Déjà les regards se tournent vers le projet de barrage de Belo
Monte, sur le fleuve Xingu, qui représenterait une capacité de 11
100 mégawatts.
http://www.partagedeseaux.info/article84.html
Et on en arrive à un premier point essentiel de ma réflexion : cette quantité de mégawatts produite sera équivalente à celle produite actuellement par le parc nucléaire français dans la moitié nord de la France.
C'est
colossal, il y a des avantages par rapport à nous et il y a des
inconvénients pour la planète. Les avantages immédiats sont
évidents :Au
Brésil
ces quelques 18 000 méga-watts seront une énergie durable fruit de la
puissance des fleuves amazoniens.
En
France
cette énergie est le fruit de la destruction des atomes
d'uranium, elle est extrêmement complexe à maîtriser, nous savons
le faire, mais nous avons besoin d'un combustible pas toujours facile
à obtenir ( suivez mon regard vers le Niger, voisin du Mali). Ma
génération a vu se mettre en place ce remarquable outil industriel,
elle a profité de cette extraordinaire source d'énergie, mais c'est
la génération suivante, celle de mes enfants et de mes
petits-enfants qui vont devoir affronter le redoutable défi du
démantèlement des vieilles centrales et de l'avenir des
déchets radioactifs.J'ai
le souvenir d'avoir, à 20 ans en 1966, accompagné mon père alors
journalistes à Presse-Océan sur le chantier de construction des
deux réacteurs nucléaires de Saint-Laurent des eaux, ils ont été
mis en service en 1969 et 1971, ils sont tous les deux arrêtés et en cours de démantèlement depuis 1992.
Retournons
au Brésil: Avec
Google earth, On peut facilement observer l'Amazonie, une énorme
tache verte grossièrement circulaire de 3000 km de diamètre. En son
centre Manaus capitale de l'État d'Amazonas, à environ 1000 km au
sud l'état de Rondônia capitale Porto Velho à fait quasiment
disparaître la grande forêt primaire sur la rive gauche, au sud du
Rio Madeira. Avant de m'intéresser à ce fleuve, je n'avais jamais
remarqué combien ce front sud de la grande déforestation de
l'Amazonie était hyperactif.
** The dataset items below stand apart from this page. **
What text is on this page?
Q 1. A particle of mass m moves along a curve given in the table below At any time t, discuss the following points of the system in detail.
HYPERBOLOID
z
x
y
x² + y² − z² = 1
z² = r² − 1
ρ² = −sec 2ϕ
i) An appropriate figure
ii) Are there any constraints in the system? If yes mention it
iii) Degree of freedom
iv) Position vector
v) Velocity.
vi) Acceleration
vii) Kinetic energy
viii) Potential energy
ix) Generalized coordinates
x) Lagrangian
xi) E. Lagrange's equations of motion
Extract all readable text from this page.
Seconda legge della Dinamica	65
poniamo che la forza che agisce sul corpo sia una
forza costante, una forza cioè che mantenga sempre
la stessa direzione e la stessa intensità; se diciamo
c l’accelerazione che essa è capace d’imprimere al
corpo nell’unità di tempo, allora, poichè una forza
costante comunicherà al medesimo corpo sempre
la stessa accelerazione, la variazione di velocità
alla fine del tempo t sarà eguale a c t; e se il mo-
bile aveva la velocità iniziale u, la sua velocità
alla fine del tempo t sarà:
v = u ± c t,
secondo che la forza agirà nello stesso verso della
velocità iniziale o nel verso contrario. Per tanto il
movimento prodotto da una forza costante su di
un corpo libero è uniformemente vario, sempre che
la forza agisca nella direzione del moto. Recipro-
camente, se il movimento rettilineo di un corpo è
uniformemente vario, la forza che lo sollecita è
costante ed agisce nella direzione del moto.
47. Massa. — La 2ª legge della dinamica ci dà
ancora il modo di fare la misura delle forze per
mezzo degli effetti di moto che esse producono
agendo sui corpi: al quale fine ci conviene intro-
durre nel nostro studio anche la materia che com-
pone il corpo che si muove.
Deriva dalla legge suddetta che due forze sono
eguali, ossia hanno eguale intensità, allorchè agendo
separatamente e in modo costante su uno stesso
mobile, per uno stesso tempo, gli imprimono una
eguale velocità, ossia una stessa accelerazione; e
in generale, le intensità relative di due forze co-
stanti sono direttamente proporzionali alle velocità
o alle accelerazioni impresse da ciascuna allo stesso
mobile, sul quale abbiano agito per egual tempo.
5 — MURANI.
Il est évident que dans la décennie à
venir, ces gigantesques équipements Hydro-électriques sur le Rio
Madeira au sud et sur le Rio Xingu au sud-ouest accéléreront la
déforestation de l'Amazonie. Il y a des risques immédiat pour la
faune et la flore locale, pour la population locale, il y a des
risques plus lointains mais certains pour le climat Amazonien. En
effet tout le monde semble avoir oublié que la circulation de l'eau
dans le bassin amazonien se fait en grande partie en circuit fermé,
L'immense forêt produit une vapeur d'eau qui se condense et retombe
en pluie au bout de quelques heures, De mes années de vie en
Amazonie Française, j'ai le souvenir de ces grosses averses qui
tombaient même en saison dite sêches à partir de 16 ou 17 heures
l'après-midi.
Alors voilà , rien n'est simple car il y a ce pays, le Brésil, une puissance émergente en pleine croissance avec ses 194 millions d'habitants en 2012 ( 3 millions de plus qu'en 2010), qui doit se développer pour assurer à chacun une vie décente. Les présidents Lula et son héritière Dilma ont bien eu quelques hésitations devant les risques de ces projets pharaoniques ( et oui c'est plus important que le barrage d'Assouan en haute Egypte ou celui des Trois Gorges en Chine), mais pouvaient-ils tout bloquer pendant longtemps...je ne le crois pas.!Et pourtant je ne peux pas m'empêcher de rêver à un autre avenir possible pour cette Amazonie que j'aime tant. On pourrait imaginer des essaims de ces centrales « au fil de l'eau » qui ont déjà été expérimentées avec succès en Guyane française. Elles n'ont pas besoin de gigantesques bassins de rétention mais uniquement de discrets canaux de dérivation. Elles ne sont pas capables de fournir beaucoup d'énergie électrique, mais elles sont faciles à multiplier à l'infini et surtout elle ne modifie en rien l'écosystème.